McDonald’s Japan is forecasting a net loss of JPY17 billion (US$156.7 million), largely as a result of a lack of consumer confidence after a food safety scandal hit the quick service restaurant chain in July. This marks the first net loss for McDonald’s Japan in 11 years.
The loss of business for McDonald’s Japan came after supplier
Husi Food Co., a subsidiary of the U.S. based OSI Group, took expired poultry and beef, then repackaged it with false expiration dates to a number of restaurant customers, including McDonald’s businesses in Japan and China. McDonald’s officials were unaware of what the Husi Food workers had done.

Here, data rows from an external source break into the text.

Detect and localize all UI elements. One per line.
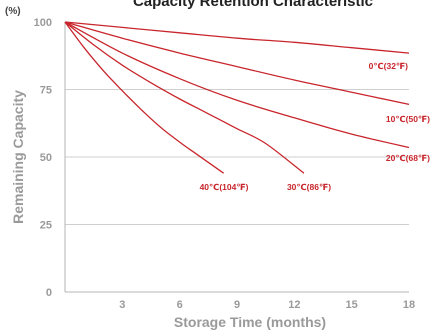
y-tick-label-75: 75 bbox=[40, 85, 52, 97]
axis-layer bbox=[64, 22, 409, 293]
tick-labels: 0 25 50 75 100 3 6 9 12 15 18 bbox=[34, 17, 415, 311]
y-tick-label-100: 100 bbox=[34, 17, 52, 29]
x-tick-label-15: 15 bbox=[346, 299, 358, 311]
series-label-4: 40℃(104℉) bbox=[200, 182, 249, 192]
series-line-0 bbox=[64, 21, 410, 54]
series-label-0: 0℃(32℉) bbox=[369, 61, 409, 71]
series-label-2: 20℃(68℉) bbox=[386, 153, 430, 163]
y-tick-label-25: 25 bbox=[40, 220, 52, 232]
y-tick-label-0: 0 bbox=[46, 287, 52, 299]
x-tick-label-18: 18 bbox=[403, 299, 415, 311]
x-tick-label-12: 12 bbox=[288, 299, 300, 311]
x-tick-label-3: 3 bbox=[119, 299, 125, 311]
series-label-1: 10℃(50℉) bbox=[386, 114, 430, 124]
y-axis-unit: (%) bbox=[5, 6, 21, 17]
series-line-1 bbox=[64, 21, 410, 106]
grid-layer bbox=[65, 89, 409, 225]
series-layer bbox=[64, 21, 410, 174]
x-tick-label-6: 6 bbox=[177, 299, 183, 311]
x-axis-label: Storage Time (months) bbox=[174, 314, 326, 330]
y-tick-label-50: 50 bbox=[40, 152, 52, 164]
series-line-2 bbox=[64, 21, 410, 149]
x-tick-label-9: 9 bbox=[234, 299, 240, 311]
series-label-3: 30℃(86℉) bbox=[287, 182, 331, 192]
series-line-3 bbox=[64, 21, 305, 174]
series-line-4 bbox=[64, 21, 224, 174]
y-axis-label: Remaining Capacity bbox=[10, 90, 26, 224]
chart-title: Capacity Retention Characteristic bbox=[133, 0, 373, 10]
series-labels: 0℃(32℉) 10℃(50℉) 20℃(68℉) 30℃(86℉) 40℃(104℉) bbox=[200, 61, 430, 192]
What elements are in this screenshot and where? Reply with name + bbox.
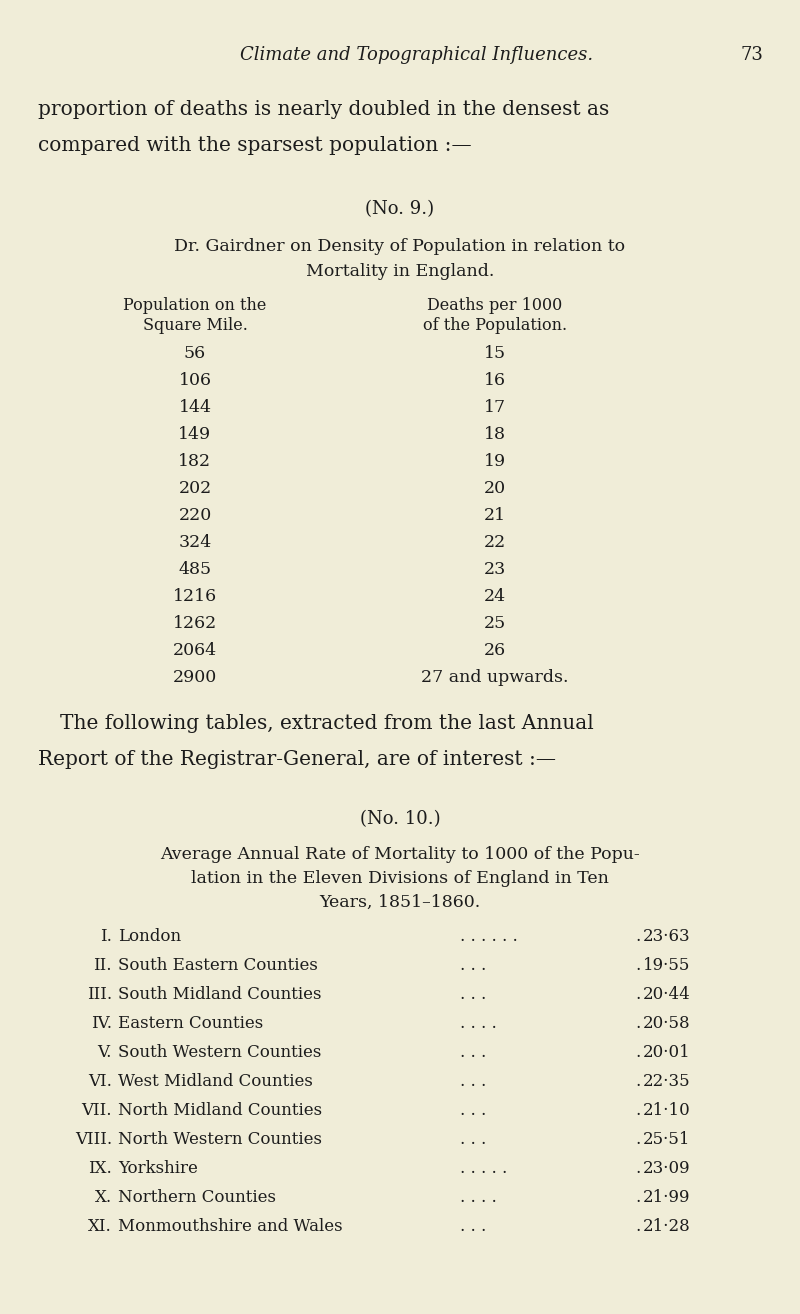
- Text: 17: 17: [484, 399, 506, 417]
- Text: proportion of deaths is nearly doubled in the densest as: proportion of deaths is nearly doubled i…: [38, 100, 610, 120]
- Text: .: .: [635, 1074, 640, 1091]
- Text: .: .: [635, 928, 640, 945]
- Text: The following tables, extracted from the last Annual: The following tables, extracted from the…: [60, 714, 594, 733]
- Text: Dr. Gairdner on Density of Population in relation to: Dr. Gairdner on Density of Population in…: [174, 238, 626, 255]
- Text: Northern Counties: Northern Counties: [118, 1189, 276, 1206]
- Text: (No. 9.): (No. 9.): [366, 200, 434, 218]
- Text: Average Annual Rate of Mortality to 1000 of the Popu-: Average Annual Rate of Mortality to 1000…: [160, 846, 640, 863]
- Text: of the Population.: of the Population.: [423, 317, 567, 334]
- Text: 202: 202: [178, 480, 212, 497]
- Text: 56: 56: [184, 346, 206, 361]
- Text: 324: 324: [178, 533, 212, 551]
- Text: North Western Counties: North Western Counties: [118, 1131, 322, 1148]
- Text: 144: 144: [178, 399, 211, 417]
- Text: Population on the: Population on the: [123, 297, 266, 314]
- Text: South Eastern Counties: South Eastern Counties: [118, 957, 318, 974]
- Text: . . . . . .: . . . . . .: [460, 928, 518, 945]
- Text: 182: 182: [178, 453, 211, 470]
- Text: 18: 18: [484, 426, 506, 443]
- Text: . . .: . . .: [460, 1218, 486, 1235]
- Text: .: .: [635, 957, 640, 974]
- Text: Climate and Topographical Influences.: Climate and Topographical Influences.: [240, 46, 593, 64]
- Text: .: .: [635, 1014, 640, 1031]
- Text: Mortality in England.: Mortality in England.: [306, 263, 494, 280]
- Text: II.: II.: [94, 957, 112, 974]
- Text: 21·99: 21·99: [643, 1189, 690, 1206]
- Text: .: .: [635, 1131, 640, 1148]
- Text: . . . .: . . . .: [460, 1014, 497, 1031]
- Text: London: London: [118, 928, 181, 945]
- Text: .: .: [635, 1189, 640, 1206]
- Text: 1262: 1262: [173, 615, 217, 632]
- Text: . . .: . . .: [460, 1045, 486, 1060]
- Text: 23·63: 23·63: [643, 928, 690, 945]
- Text: 25: 25: [484, 615, 506, 632]
- Text: V.: V.: [98, 1045, 112, 1060]
- Text: IV.: IV.: [91, 1014, 112, 1031]
- Text: 25·51: 25·51: [643, 1131, 690, 1148]
- Text: 15: 15: [484, 346, 506, 361]
- Text: . . .: . . .: [460, 1131, 486, 1148]
- Text: 21·28: 21·28: [643, 1218, 690, 1235]
- Text: 23: 23: [484, 561, 506, 578]
- Text: 2900: 2900: [173, 669, 217, 686]
- Text: 149: 149: [178, 426, 211, 443]
- Text: Monmouthshire and Wales: Monmouthshire and Wales: [118, 1218, 342, 1235]
- Text: I.: I.: [100, 928, 112, 945]
- Text: South Western Counties: South Western Counties: [118, 1045, 322, 1060]
- Text: . . . . .: . . . . .: [460, 1160, 507, 1177]
- Text: 26: 26: [484, 643, 506, 660]
- Text: 20·44: 20·44: [643, 986, 690, 1003]
- Text: 2064: 2064: [173, 643, 217, 660]
- Text: 21: 21: [484, 507, 506, 524]
- Text: .: .: [635, 1045, 640, 1060]
- Text: IX.: IX.: [88, 1160, 112, 1177]
- Text: .: .: [635, 1218, 640, 1235]
- Text: .: .: [635, 1160, 640, 1177]
- Text: 22: 22: [484, 533, 506, 551]
- Text: (No. 10.): (No. 10.): [360, 809, 440, 828]
- Text: .: .: [635, 986, 640, 1003]
- Text: III.: III.: [87, 986, 112, 1003]
- Text: Eastern Counties: Eastern Counties: [118, 1014, 263, 1031]
- Text: Report of the Registrar-General, are of interest :—: Report of the Registrar-General, are of …: [38, 750, 556, 769]
- Text: 20: 20: [484, 480, 506, 497]
- Text: X.: X.: [95, 1189, 112, 1206]
- Text: 73: 73: [740, 46, 763, 64]
- Text: 19: 19: [484, 453, 506, 470]
- Text: . . .: . . .: [460, 986, 486, 1003]
- Text: 23·09: 23·09: [643, 1160, 690, 1177]
- Text: VII.: VII.: [82, 1102, 112, 1120]
- Text: Square Mile.: Square Mile.: [142, 317, 247, 334]
- Text: Yorkshire: Yorkshire: [118, 1160, 198, 1177]
- Text: 27 and upwards.: 27 and upwards.: [422, 669, 569, 686]
- Text: compared with the sparsest population :—: compared with the sparsest population :—: [38, 137, 472, 155]
- Text: Years, 1851–1860.: Years, 1851–1860.: [319, 894, 481, 911]
- Text: 485: 485: [178, 561, 211, 578]
- Text: .: .: [635, 1102, 640, 1120]
- Text: . . .: . . .: [460, 1074, 486, 1091]
- Text: South Midland Counties: South Midland Counties: [118, 986, 322, 1003]
- Text: 22·35: 22·35: [643, 1074, 690, 1091]
- Text: VIII.: VIII.: [75, 1131, 112, 1148]
- Text: Deaths per 1000: Deaths per 1000: [427, 297, 562, 314]
- Text: 220: 220: [178, 507, 212, 524]
- Text: . . .: . . .: [460, 1102, 486, 1120]
- Text: 21·10: 21·10: [643, 1102, 690, 1120]
- Text: XI.: XI.: [88, 1218, 112, 1235]
- Text: 1216: 1216: [173, 587, 217, 604]
- Text: North Midland Counties: North Midland Counties: [118, 1102, 322, 1120]
- Text: . . . .: . . . .: [460, 1189, 497, 1206]
- Text: VI.: VI.: [88, 1074, 112, 1091]
- Text: lation in the Eleven Divisions of England in Ten: lation in the Eleven Divisions of Englan…: [191, 870, 609, 887]
- Text: 16: 16: [484, 372, 506, 389]
- Text: 24: 24: [484, 587, 506, 604]
- Text: . . .: . . .: [460, 957, 486, 974]
- Text: 19·55: 19·55: [643, 957, 690, 974]
- Text: West Midland Counties: West Midland Counties: [118, 1074, 313, 1091]
- Text: 106: 106: [178, 372, 211, 389]
- Text: 20·58: 20·58: [643, 1014, 690, 1031]
- Text: 20·01: 20·01: [643, 1045, 690, 1060]
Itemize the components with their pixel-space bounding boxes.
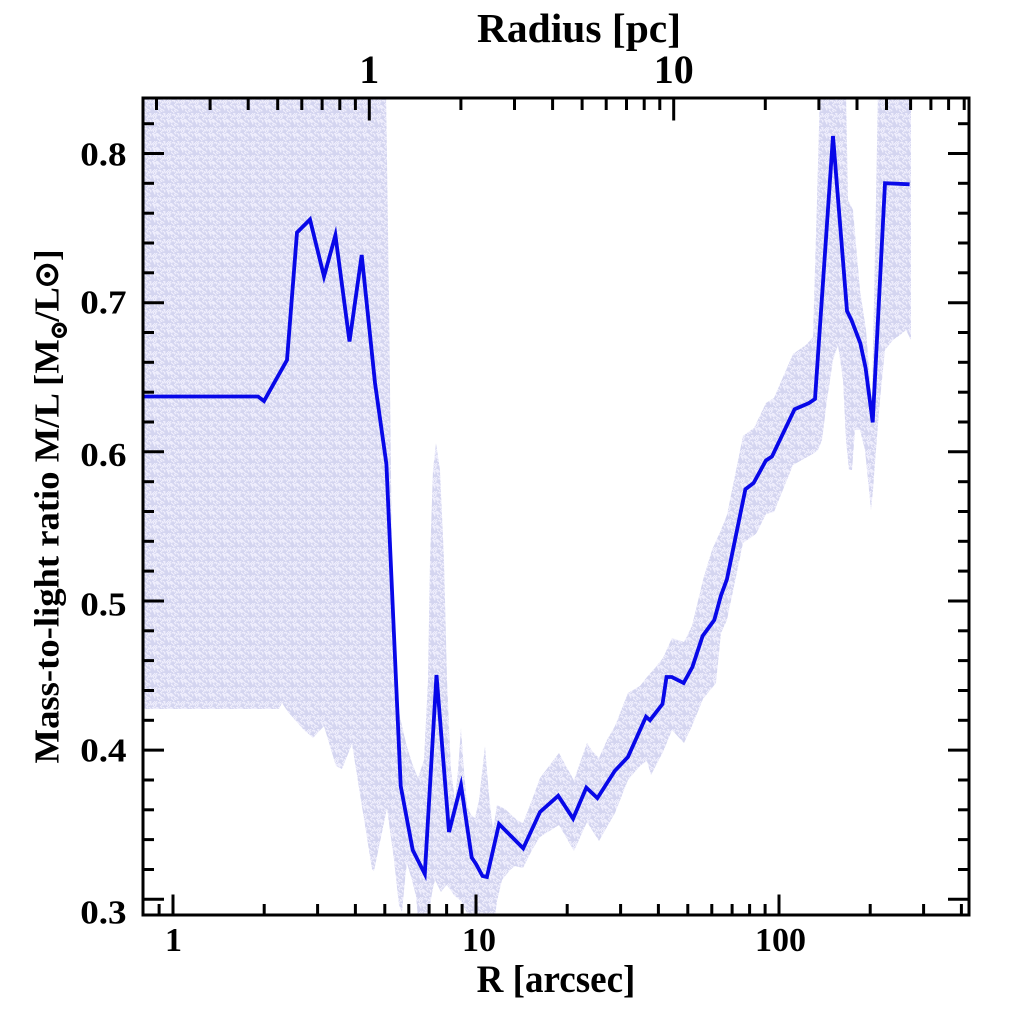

The food safety scandal already has had a negative impact on
McDonald’s global sales, with the company reporting its August sales slumping 3.7 percent globally and its sales for the Asia/Pacific, Middle East and Africa (APMEA) region declining 14.5 percent.
Sara Casanova, CEO of McDonald’s Japan, said at a media briefing the company is making efforts to restore consumer confidence as quickly as possible.
“Customers have expressed a lack of confidence in our food quality, and I take responsibility for that,” she said. “It’s our intention to try to turn this business around as fast as we can.”
OSI Group has since apologized for the scandal, closed the plant in question and restructured business operations in Shanghai, where Husi was headquartered.